Rice und Straw: UN sollen nach Bericht zu Hariri-Mord handeln
Die USA und Großbritannien haben die internationale Gemeinschaft aufgefordert, auf den UN-Bericht über die Verstrickung Syriens in den Anschlag auf den früheren libanesischen Ministerpräsidenten Rafik al-Hariri zu reagieren. US-Außenministerin Condoleezza Rice und ihr britischer Kollege Jack Straw sagten am Sonntag in einem BBC-Interview, dem UN-Bericht zufolge seien hochrangige Syrer in die Tötung von Hariri verwickelt. Die Angelegenheit könne jetzt nicht einfach liegen gelassen werden, sagte Rice.
Die US-Regierung bemüht sich derzeit darum, das Thema möglichst rasch vor den UN-Sicherheitsrat zu bringen.
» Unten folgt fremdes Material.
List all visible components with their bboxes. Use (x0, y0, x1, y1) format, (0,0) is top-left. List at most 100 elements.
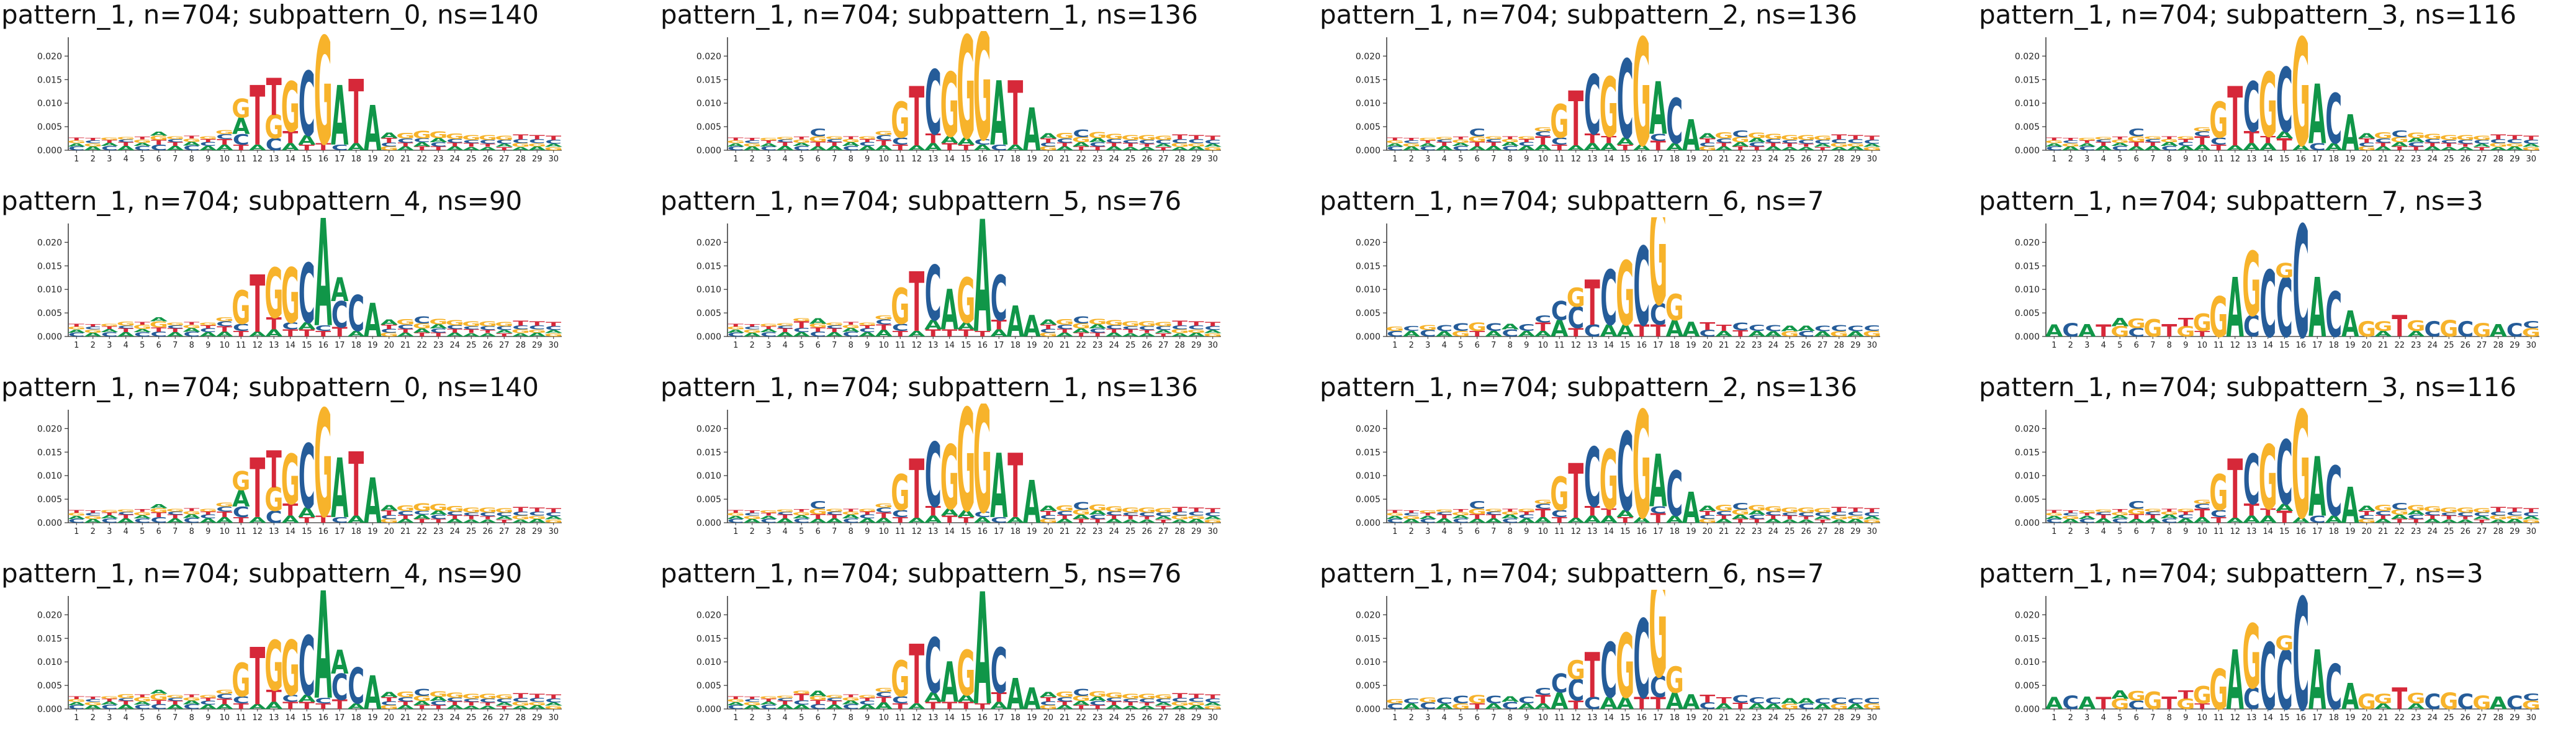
logo-letter-t: T (480, 143, 495, 148)
logo-letter-t: T (1585, 504, 1601, 520)
x-tick-label: 28 (515, 527, 526, 536)
logo-letter-a: A (1682, 111, 1700, 160)
x-tick-label: 16 (977, 155, 988, 164)
logo-letter-a: A (1732, 513, 1750, 520)
x-tick-label: 7 (173, 713, 178, 723)
logo-letter-g: G (1780, 703, 1799, 711)
logo-letter-c: C (2276, 51, 2293, 153)
logo-letter-g: G (396, 690, 415, 699)
x-tick-label: 8 (849, 155, 853, 164)
logo-letter-t: T (2392, 309, 2407, 343)
logo-letter-a: A (1666, 688, 1684, 715)
logo-letter-t: T (1782, 142, 1798, 148)
x-tick-label: 26 (2460, 341, 2470, 350)
logo-panel-subpattern-2: pattern_1, n=704; subpattern_2, ns=136 0… (1318, 0, 1962, 181)
logo-letter-t: T (1040, 137, 1056, 144)
logo-letter-t: T (529, 134, 546, 141)
x-tick-label: 8 (189, 341, 194, 350)
logo-letter-a: A (2243, 513, 2261, 525)
logo-letter-g: G (1204, 518, 1222, 524)
x-tick-label: 25 (1785, 527, 1795, 536)
logo-letter-t: T (1057, 142, 1073, 148)
logo-letter-a: A (117, 145, 135, 151)
logo-letter-c: C (1485, 694, 1502, 706)
x-tick-label: 16 (2295, 341, 2306, 350)
x-tick-label: 13 (2246, 527, 2257, 536)
logo-letter-c: C (1403, 140, 1420, 144)
x-tick-label: 30 (1207, 527, 1218, 536)
logo-letter-g: G (117, 693, 135, 700)
logo-letter-a: A (298, 505, 315, 521)
x-tick-label: 17 (1653, 155, 1664, 164)
logo-letter-g: G (2407, 690, 2425, 706)
logo-letter-c: C (2474, 512, 2490, 518)
logo-letter-g: G (117, 137, 135, 140)
logo-letter-t: T (332, 325, 348, 340)
logo-letter-a: A (1485, 330, 1503, 338)
x-tick-label: 6 (2134, 527, 2139, 536)
logo-letter-c: C (2243, 682, 2260, 716)
logo-letter-c: C (1502, 145, 1518, 151)
logo-letter-c: C (2325, 453, 2342, 533)
logo-panel-subpattern-6-repeat: pattern_1, n=704; subpattern_6, ns=7 0.0… (1318, 559, 1962, 740)
logo-letter-g: G (726, 698, 745, 703)
logo-letter-g: G (1402, 142, 1421, 148)
x-tick-label: 3 (2084, 155, 2089, 164)
logo-letter-c: C (233, 132, 250, 148)
sequence-logo-plot: 0.0000.0050.0100.0150.0201CAGT2AGCT3CATG… (37, 404, 563, 548)
logo-letter-g: G (825, 508, 844, 512)
y-tick-label: 0.005 (1356, 309, 1380, 318)
logo-panel-subpattern-3: pattern_1, n=704; subpattern_3, ns=116 0… (1978, 0, 2576, 181)
logo-letter-a: A (1138, 146, 1156, 151)
y-tick-label: 0.000 (37, 146, 62, 156)
logo-letter-g: G (429, 130, 448, 140)
logo-letter-c: C (84, 512, 101, 517)
logo-letter-g: G (1418, 697, 1437, 704)
logo-letter-c: C (760, 518, 777, 524)
sequence-logo-plot: 0.0000.0050.0100.0150.0201CAGT2AGCT3CATG… (2015, 404, 2541, 548)
x-tick-label: 5 (2117, 527, 2122, 536)
logo-letter-c: C (991, 634, 1007, 707)
x-tick-label: 22 (417, 713, 427, 723)
logo-letter-c: C (2112, 145, 2128, 151)
logo-letter-a: A (348, 513, 366, 525)
x-tick-label: 13 (2246, 713, 2257, 723)
logo-letter-c: C (2128, 499, 2145, 512)
logo-letter-g: G (1649, 217, 1667, 338)
logo-letter-a: A (1600, 141, 1618, 152)
x-tick-label: 27 (499, 341, 510, 350)
logo-letter-t: T (2277, 135, 2292, 154)
panel-title: pattern_1, n=704; subpattern_2, ns=136 (1320, 0, 1857, 30)
x-tick-label: 26 (1142, 713, 1152, 723)
logo-letter-t: T (909, 255, 924, 350)
logo-letter-c: C (1551, 135, 1568, 147)
logo-letter-g: G (264, 481, 283, 519)
logo-letter-g: G (2242, 235, 2261, 336)
x-tick-label: 25 (2444, 527, 2454, 536)
x-tick-label: 2 (91, 155, 96, 164)
logo-letter-g: G (1567, 656, 1585, 686)
x-tick-label: 7 (173, 527, 178, 536)
logo-letter-c: C (1831, 696, 1847, 706)
logo-letter-c: C (183, 331, 200, 338)
logo-letter-a: A (1831, 146, 1849, 151)
logo-letter-g: G (1105, 133, 1124, 141)
y-tick-label: 0.015 (2015, 75, 2040, 85)
logo-letter-c: C (1502, 517, 1518, 524)
logo-letter-a: A (908, 702, 926, 711)
y-tick-label: 0.020 (37, 52, 62, 61)
logo-letter-g: G (67, 698, 86, 703)
logo-letter-c: C (1469, 127, 1485, 139)
logo-letter-a: A (809, 317, 827, 325)
logo-letter-g: G (281, 253, 300, 341)
logo-letter-t: T (151, 139, 167, 147)
logo-letter-g: G (1154, 135, 1173, 142)
logo-letter-t: T (1172, 320, 1188, 327)
logo-letter-a: A (2490, 518, 2508, 524)
logo-letter-t: T (1716, 695, 1732, 705)
x-tick-label: 15 (302, 341, 312, 350)
x-tick-label: 13 (269, 155, 279, 164)
y-tick-label: 0.015 (1356, 634, 1380, 644)
y-tick-label: 0.000 (1356, 518, 1380, 528)
logo-letter-g: G (858, 508, 876, 512)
Die USA haben ein hartes Vorgehen gegen Syrien für den Fall gefordert, dass der deutsche Ermittler Detlev Mehlis in seinem UN-Bericht Beweise für eine syrische Beteiligung an dem Attentat findet. Bereits am Freitag hatte US-Präsident George W. Bush die UN aufgefordert, sich so früh wie möglich mit dem Fall zu befassen. Der Bericht deute an, dass Hariris Ermordung ohne Syriens Beteiligung nicht hätte stattfinden können, sagte Bush.
Gespräche über Resolutionen
Diplomaten zufolge haben die USA bereits Gespräche mit Frankreich und Großbritannien über mögliche Resolutionen des UN-Sicherheitsrates gegen Syrien geführt. Die Regierung in Damaskus wies die in dem Bericht erhobenen Vorwürfe als Teil einer internationalen Kampagne zurück.
UN-Sicherheitsrat wird sich mit dem Fall beschäftigen
In den am Donnerstag vorgelegten Bericht hatte es geheißen, in den Anschlag seien auch hochrangige Vertreter aus Syrien und dem Libanon verstrickt. Neben Lahoud war in dem Bericht auch der Schwager des syrischen Präsidenten Baschar al-Assad, Generalmajor Assef Schaukat, als Verdächtiger genannt worden.
Lahoud und Syrien haben die Vorwürfe als unwahr zurück gewiesen und als Teil einer internationalen Kampagne gegen ihre Regierungen kritisiert. Der Fall dürfte nun vor den UN-Sicherheitsrat kommen, der Wirtschaftssanktionen gegen Syrien verhängen kann. Das Land steht bereits wegen einer angeblichen Unterstützung irakischer Rebellen unter dem Druck der USA und Großbritanniens.